Shares in Citigroup, the biggest U.S. bank, retreated to the lowest level since 2003 after CIBC World Markets said Citigroup may cut its dividend to shore up capital. Merrill Lynch shares fell the most in six years after Deutsche Bank said Merrill, the world's largest brokerage, may report more losses. The weakness among financial shares overwhelmed a Friday report of employment growth that was better than forecast.
"The fact that Citigroup has been potentially undermined and has a liquidity crisis scares a lot of people," said Eric Green, senior managing partner at Penn Capital Management in Cherry Hill, N.J. "That's a big issue."
The Standard & Poor's 500-stock index fell 1.7 percent last week to close at 1509.65. The Dow Jones industrial average fell 1.5 percent to 13,595.10. The Nasdaq composite index rose 0.2 percent to 2810.38.
Concern about the extent of losses among financial companies sent banks and brokerages in the S&P 500 to a 6 percent weekly decline.
Citigroup dropped 11 percent this week to $37.73. Citigroup spokesman Michael Hanretta declined to comment about dividend changes.
Merrill fell 13 percent to $57.28, its fourth consecutive weekly decline. Bond insurers Ambac Financial Group and MBIA had the steepest drops in the S&P 500 as analysts said the industry could face a "downward spiral" if mortgage defaults increase.
"The mortgage market is just so bad, I'm not sure we're done losing money in the financial sector," said Matthew King, a portfolio manager at Bell Investment Advisors in Oakland, Calif. "I would stay away."
Mortgage concerns overshadowed speculation that the economy would avoid a recession. The Dow average had its biggest rally in a month Wednesday after the Federal Reserve cut its key lending rate by a quarter-point and a report showed the economy grew faster than forecast.

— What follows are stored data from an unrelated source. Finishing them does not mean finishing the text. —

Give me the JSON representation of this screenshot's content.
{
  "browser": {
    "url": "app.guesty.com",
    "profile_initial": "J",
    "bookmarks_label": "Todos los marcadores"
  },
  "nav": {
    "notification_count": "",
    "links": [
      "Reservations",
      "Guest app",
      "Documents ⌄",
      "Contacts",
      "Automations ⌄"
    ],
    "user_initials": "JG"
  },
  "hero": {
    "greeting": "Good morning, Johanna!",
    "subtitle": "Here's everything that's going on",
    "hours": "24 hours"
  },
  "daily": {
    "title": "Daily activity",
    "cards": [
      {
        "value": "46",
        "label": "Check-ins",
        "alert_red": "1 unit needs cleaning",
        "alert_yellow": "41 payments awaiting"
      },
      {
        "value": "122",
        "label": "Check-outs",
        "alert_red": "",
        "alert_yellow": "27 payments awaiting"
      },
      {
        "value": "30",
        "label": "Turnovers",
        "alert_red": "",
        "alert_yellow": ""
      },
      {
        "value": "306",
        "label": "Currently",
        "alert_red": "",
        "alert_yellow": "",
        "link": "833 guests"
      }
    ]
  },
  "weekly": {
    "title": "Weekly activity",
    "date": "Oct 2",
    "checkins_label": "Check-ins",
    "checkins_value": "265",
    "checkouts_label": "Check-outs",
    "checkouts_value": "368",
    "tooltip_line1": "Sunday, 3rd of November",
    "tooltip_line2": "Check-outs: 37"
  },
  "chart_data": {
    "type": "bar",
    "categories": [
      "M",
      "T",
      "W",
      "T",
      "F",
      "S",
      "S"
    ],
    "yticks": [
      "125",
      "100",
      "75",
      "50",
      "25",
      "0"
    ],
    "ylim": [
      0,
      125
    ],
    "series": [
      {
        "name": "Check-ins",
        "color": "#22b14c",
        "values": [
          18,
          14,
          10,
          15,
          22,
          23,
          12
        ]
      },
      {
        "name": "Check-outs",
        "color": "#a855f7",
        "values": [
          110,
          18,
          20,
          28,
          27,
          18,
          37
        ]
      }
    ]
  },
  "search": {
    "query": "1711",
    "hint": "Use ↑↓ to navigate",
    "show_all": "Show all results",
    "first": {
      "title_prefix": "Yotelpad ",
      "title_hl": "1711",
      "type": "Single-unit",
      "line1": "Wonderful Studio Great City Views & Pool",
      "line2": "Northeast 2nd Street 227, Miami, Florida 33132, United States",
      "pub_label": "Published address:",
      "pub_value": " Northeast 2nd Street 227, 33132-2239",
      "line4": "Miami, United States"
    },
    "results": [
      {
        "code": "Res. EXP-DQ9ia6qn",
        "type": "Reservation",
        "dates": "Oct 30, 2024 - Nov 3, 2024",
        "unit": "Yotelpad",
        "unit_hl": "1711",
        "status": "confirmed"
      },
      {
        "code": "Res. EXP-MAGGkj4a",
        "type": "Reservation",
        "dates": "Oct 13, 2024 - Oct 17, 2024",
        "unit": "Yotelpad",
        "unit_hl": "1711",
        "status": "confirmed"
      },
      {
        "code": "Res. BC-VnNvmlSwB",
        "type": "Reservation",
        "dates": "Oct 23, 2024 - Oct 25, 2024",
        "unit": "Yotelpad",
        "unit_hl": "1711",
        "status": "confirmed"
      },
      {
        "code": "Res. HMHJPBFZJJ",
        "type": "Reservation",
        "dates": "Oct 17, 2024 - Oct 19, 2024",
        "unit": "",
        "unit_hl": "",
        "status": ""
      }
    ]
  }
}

The chance of another interest rate cut this year dimmed yesterday after the Labor Department said the economy added 166,000 jobs in October, nearly twice what economists had forecast.
The Treasury will sell $20 billion of three-month bills and $18 billion of six-month bills on Monday. They yielded 3.61 percent and 3.80 percent, respectively, in when-issued trading.